ARTICLE
14 April 2025

Fiscal Framework: VAT And Unadjusted Tax Brackets In SA

Ai
Andersen in South Africa

Contributor

Andersen in South Africa is a Legal, Tax and Advisory firm offering a full range of value-added and cost-effective services to their corporate and commercial clients. They are a member firm of Andersen Global, an international entity surrounding the development of a seamless professional services model providing best in class tax and legal services around the world.
On 2 April 2025 the majority of the South African National Assembly voted in favour of the adoption of the fiscal framework of the National Assembly's standing committees on finance.
South Africa Tax

On 2 April 2025 the majority of the South African National Assembly voted in favour of the adoption of the fiscal framework of the National Assembly's standing committees on finance.

The fiscal framework, in its current form contains two major issues, these being:

  1. Unadjusted tax brackets. While the fiscal framework does not increase personal income tax rate in the current financial year, personal income tax revenue will nevertheless increase due to tax brackets remaining unadjusted. This bracket creep has not garnered the same level attention as the VAT issue discussed below; and
  2. 1% VAT increase over a two-year period. In terms of the fiscal framework as tabled and approved by the National Assembly, VAT will be raised annually by 0.5% over the next two years, raising the VAT rate from the current 15% to 16%.

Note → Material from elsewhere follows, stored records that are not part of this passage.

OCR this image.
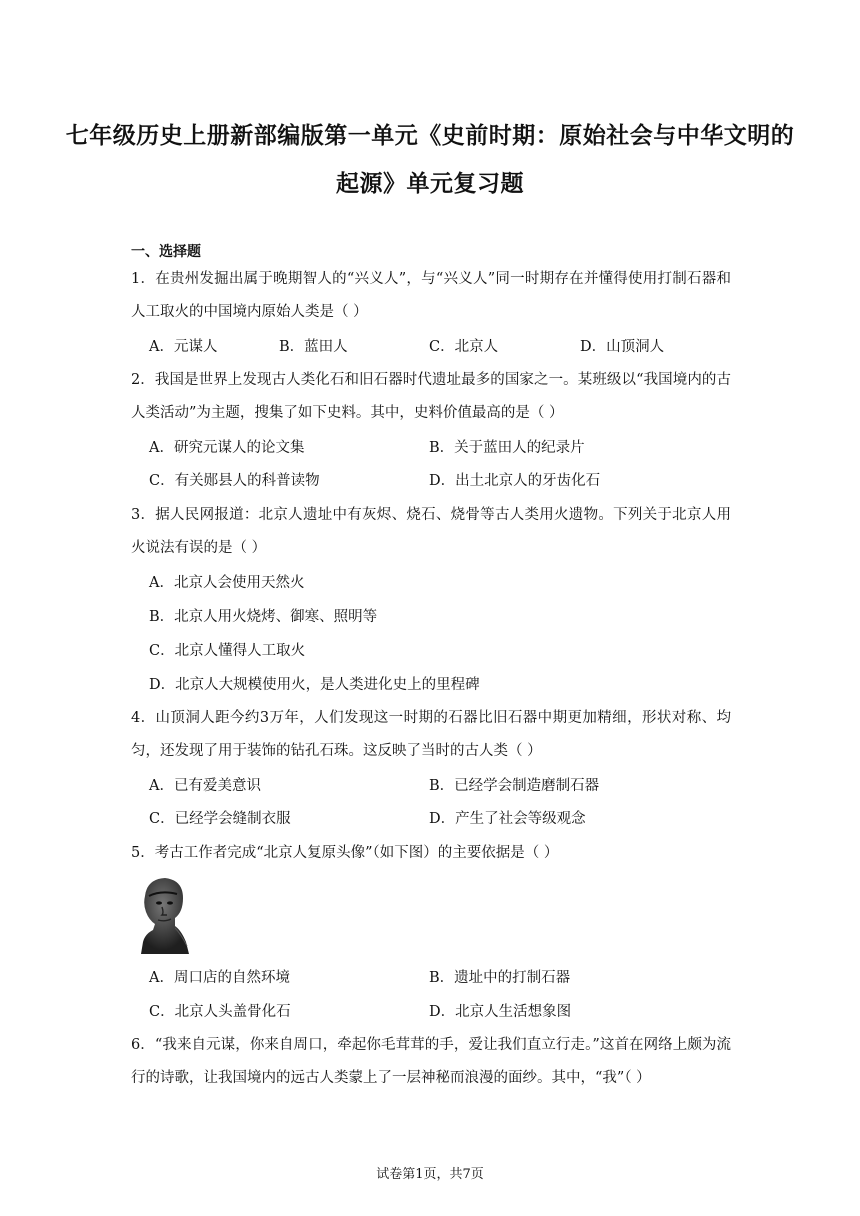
七年级历史上册新部编版第一单元《史前时期：原始社会与中华文明的起源》单元复习题
一、选择题
1．在贵州发掘出属于晚期智人的“兴义人”，与“兴义人”同一时期存在并懂得使用打制石器和人工取火的中国境内原始人类是（ ）
A．元谋人	B．蓝田人	C．北京人	D．山顶洞人
2．我国是世界上发现古人类化石和旧石器时代遗址最多的国家之一。某班级以“我国境内的古人类活动”为主题，搜集了如下史料。其中，史料价值最高的是（ ）
A．研究元谋人的论文集	B．关于蓝田人的纪录片
C．有关郧县人的科普读物	D．出土北京人的牙齿化石
3．据人民网报道：北京人遗址中有灰烬、烧石、烧骨等古人类用火遗物。下列关于北京人用火说法有误的是（ ）
A．北京人会使用天然火
B．北京人用火烧烤、御寒、照明等
C．北京人懂得人工取火
D．北京人大规模使用火，是人类进化史上的里程碑
4．山顶洞人距今约3万年，人们发现这一时期的石器比旧石器中期更加精细，形状对称、均匀，还发现了用于装饰的钻孔石珠。这反映了当时的古人类（ ）
A．已有爱美意识	B．已经学会制造磨制石器
C．已经学会缝制衣服	D．产生了社会等级观念
5．考古工作者完成“北京人复原头像”（如下图）的主要依据是（ ）
A．周口店的自然环境	B．遗址中的打制石器
C．北京人头盖骨化石	D．北京人生活想象图
6．“我来自元谋，你来自周口，牵起你毛茸茸的手，爱让我们直立行走。”这首在网络上颇为流行的诗歌，让我国境内的远古人类蒙上了一层神秘而浪漫的面纱。其中，“我”（ ）
试卷第1页，共7页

The key requirement for the passing fiscal framework report in terms of the Money Bills Amendment Procedure and Related Matters Act 9 of 2009 ('the Act') is that the standing committees on finance must within 16 days of the national budget being tabled by the Minister of finance, either adopt or amend the report. Adoption (and by necessary inference, rejection) and amendment, are the only two options available to the National Assembly. The Act does not make any provision for the fiscal framework to be passed subject to conditions (i.e. recommendations and adoption of future amendments). Any agreement to later amend the fiscal framework as passed by the National Assembly is non-binding, although it may be persuasive as between the parties to such an agreement.

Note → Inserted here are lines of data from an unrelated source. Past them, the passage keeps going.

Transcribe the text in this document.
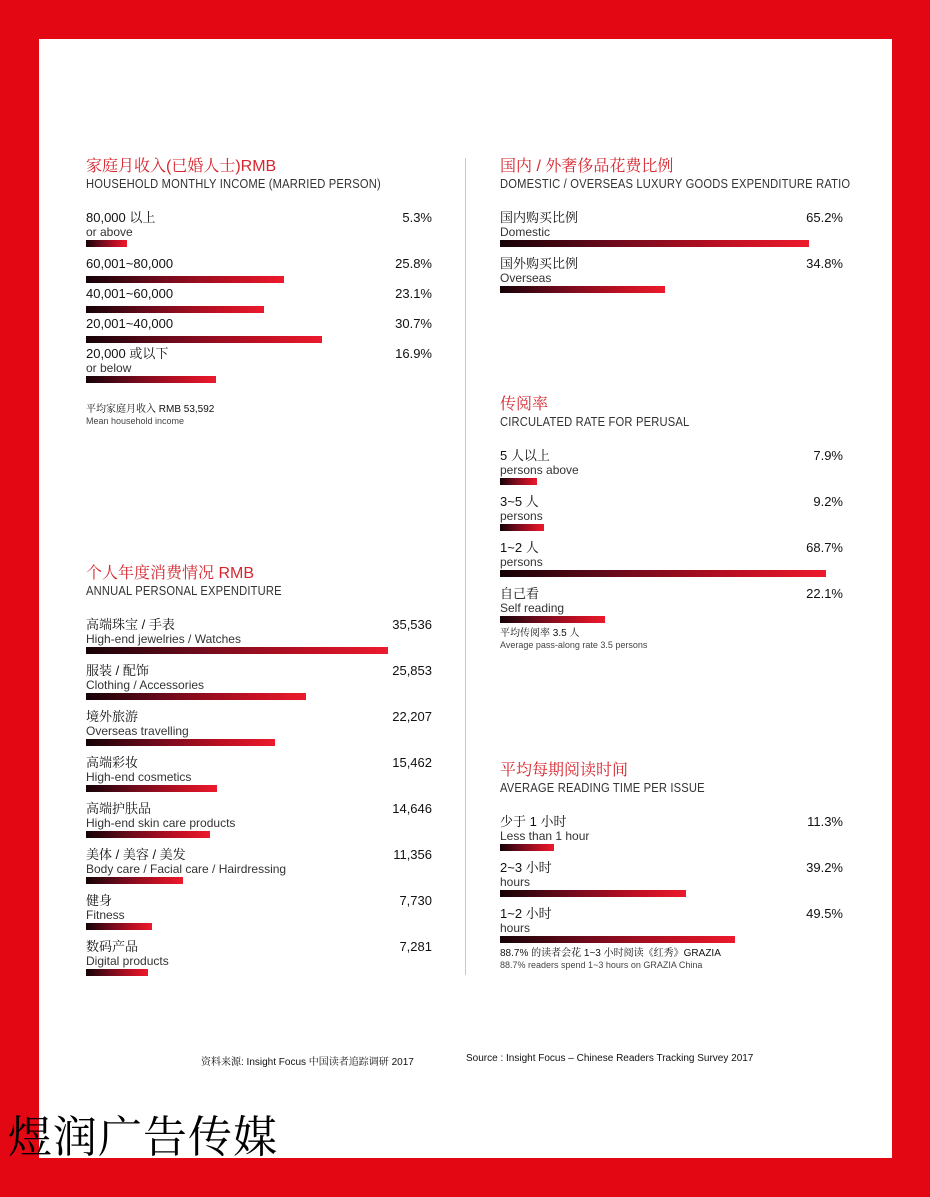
家庭月收入(已婚人士)RMB
HOUSEHOLD MONTHLY INCOME (MARRIED PERSON)
80,000 以上
or above
5.3%
60,001~80,000	25.8%
40,001~60,000	23.1%
20,001~40,000	30.7%
20,000 或以下
or below
16.9%
平均家庭月收入 RMB 53,592
Mean household income
个人年度消费情况 RMB
ANNUAL PERSONAL EXPENDITURE
高端珠宝 / 手表
High-end jewelries / Watches
35,536
服装 / 配饰
Clothing / Accessories
25,853
境外旅游
Overseas travelling
22,207
高端彩妆
High-end cosmetics
15,462
高端护肤品
High-end skin care products
14,646
美体 / 美容 / 美发
Body care / Facial care / Hairdressing
11,356
健身
Fitness
7,730
数码产品
Digital products
7,281
国内 / 外奢侈品花费比例
DOMESTIC / OVERSEAS LUXURY GOODS EXPENDITURE RATIO
国内购买比例
Domestic
65.2%
国外购买比例
Overseas
34.8%
传阅率
CIRCULATED RATE FOR PERUSAL
5 人以上
persons above
7.9%
3~5 人
persons
9.2%
1~2 人
persons
68.7%
自己看
Self reading
22.1%
平均传阅率 3.5 人
Average pass-along rate 3.5 persons
平均每期阅读时间
AVERAGE READING TIME PER ISSUE
少于 1 小时
Less than 1 hour
11.3%
2~3 小时
hours
39.2%
1~2 小时
hours
49.5%
88.7% 的读者会花 1~3 小时阅读《红秀》GRAZIA
88.7% readers spend 1~3 hours on GRAZIA China
资料来源: Insight Focus 中国读者追踪调研 2017	Source : Insight Focus – Chinese Readers Tracking Survey 2017
煜润广告传媒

Some parties in the National Assembly voted for the passing of the fiscal framework report on the basis that they will support the adoption of the division of revenue bill only when the fiscal framework is amended. The amendments include the adjustment of personal income tax brackets and the removal of the VAT increase. Other revenue measures have been proposed to plug the revenue gap anticipated from these amendments. On 8 April 2025, Mr Fikile Mbalula declared that consultations on the tax proposals will be held and concluded within a 5 day period.

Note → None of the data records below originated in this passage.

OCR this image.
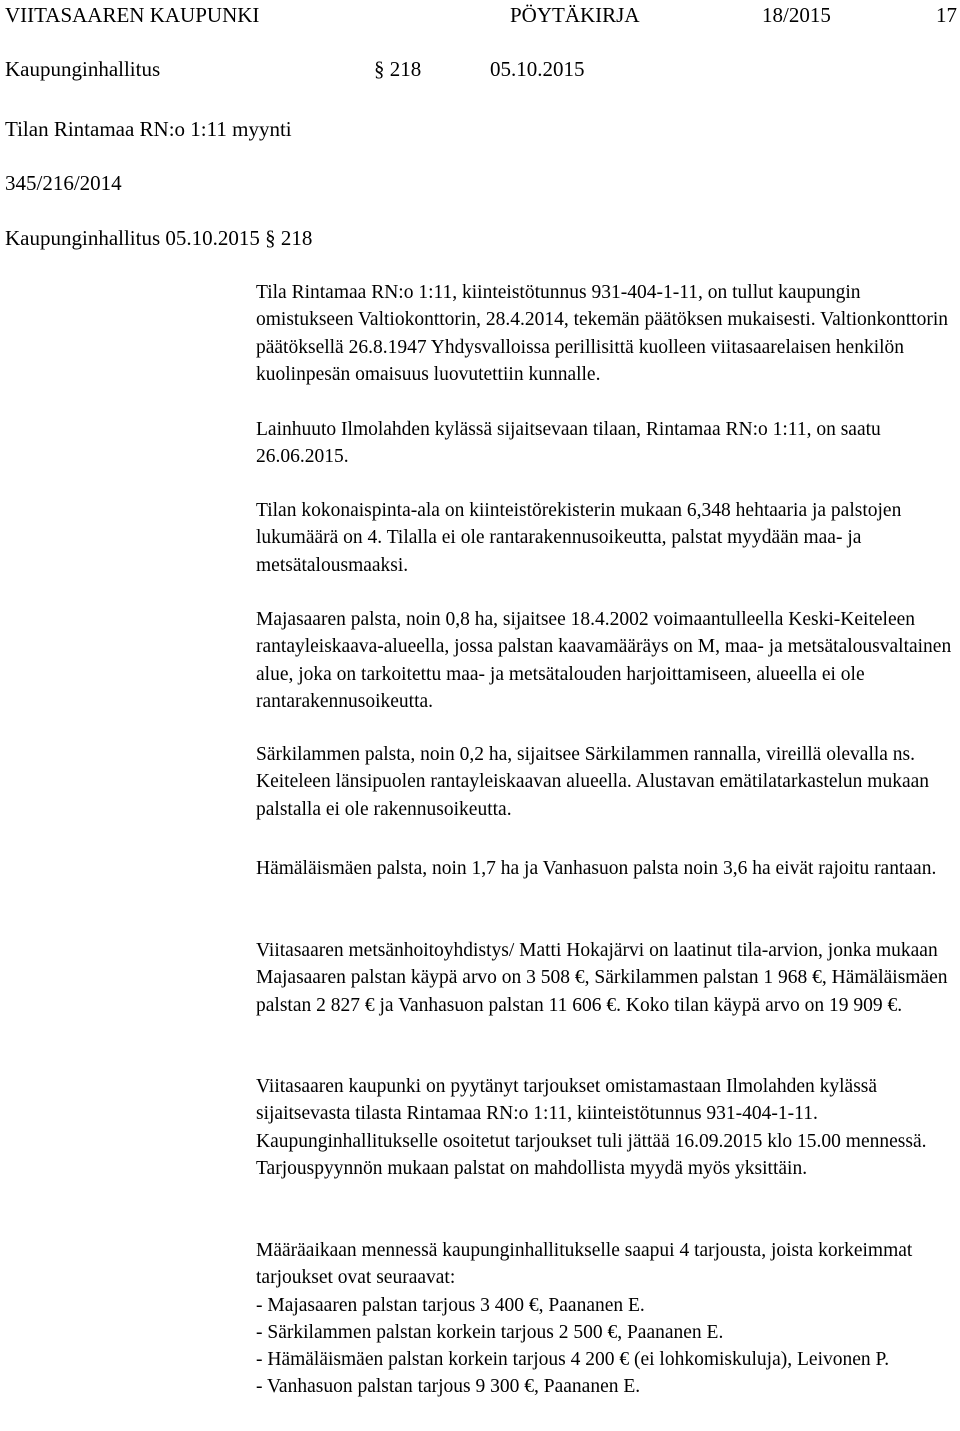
VIITASAAREN KAUPUNKI	PÖYTÄKIRJA	18/2015	17
Kaupunginhallitus	§ 218	05.10.2015
Tilan Rintamaa RN:o 1:11 myynti
345/216/2014
Kaupunginhallitus 05.10.2015 § 218

Tila Rintamaa RN:o 1:11, kiinteistötunnus 931-404-1-11, on tullut kaupungin omistukseen Valtiokonttorin, 28.4.2014, tekemän päätöksen mukaisesti. Valtionkonttorin päätöksellä 26.8.1947 Yhdysvalloissa perillisittä kuolleen viitasaarelaisen henkilön kuolinpesän omaisuus luovutettiin kunnalle.

Lainhuuto Ilmolahden kylässä sijaitsevaan tilaan, Rintamaa RN:o 1:11, on saatu 26.06.2015.

Tilan kokonaispinta-ala on kiinteistörekisterin mukaan 6,348 hehtaaria ja palstojen lukumäärä on 4. Tilalla ei ole rantarakennusoikeutta, palstat myydään maa- ja metsätalousmaaksi.

Majasaaren palsta, noin 0,8 ha, sijaitsee 18.4.2002 voimaantulleella Keski-Keiteleen rantayleiskaava-alueella, jossa palstan kaavamääräys on M, maa- ja metsätalousvaltainen alue, joka on tarkoitettu maa- ja metsätalouden harjoittamiseen, alueella ei ole rantarakennusoikeutta.

Särkilammen palsta, noin 0,2 ha, sijaitsee Särkilammen rannalla, vireillä olevalla ns. Keiteleen länsipuolen rantayleiskaavan alueella. Alustavan emätilatarkastelun mukaan palstalla ei ole rakennusoikeutta.

Hämäläismäen palsta, noin 1,7 ha ja Vanhasuon palsta noin 3,6 ha eivät rajoitu rantaan.

Viitasaaren metsänhoitoyhdistys/ Matti Hokajärvi on laatinut tila-arvion, jonka mukaan Majasaaren palstan käypä arvo on 3 508 €, Särkilammen palstan 1 968 €, Hämäläismäen palstan 2 827 € ja Vanhasuon palstan 11 606 €. Koko tilan käypä arvo on 19 909 €.

Viitasaaren kaupunki on pyytänyt tarjoukset omistamastaan Ilmolahden kylässä sijaitsevasta tilasta Rintamaa RN:o 1:11, kiinteistötunnus 931-404-1-11. Kaupunginhallitukselle osoitetut tarjoukset tuli jättää 16.09.2015 klo 15.00 mennessä. Tarjouspyynnön mukaan palstat on mahdollista myydä myös yksittäin.

Määräaikaan mennessä kaupunginhallitukselle saapui 4 tarjousta, joista korkeimmat tarjoukset ovat seuraavat:
- Majasaaren palstan tarjous 3 400 €, Paananen E.
- Särkilammen palstan korkein tarjous 2 500 €, Paananen E.
- Hämäläismäen palstan korkein tarjous 4 200 € (ei lohkomiskuluja), Leivonen P.
- Vanhasuon palstan tarjous 9 300 €, Paananen E.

While there remains uncertainty on whether or not the personal income tax brackets will be adjusted, and the VAT hike removed, the legislative process has been complied with. Any amendments to the fiscal framework will require the passing of a new bill which seems unlikely given the time frame required for such a process.

Therefore, on 1 May 2025, VAT in South Africa is likely to increase by 0.5% for the current fiscal year.

The content of this article is intended to provide a general guide to the subject matter. Specialist advice should be sought about your specific circumstances.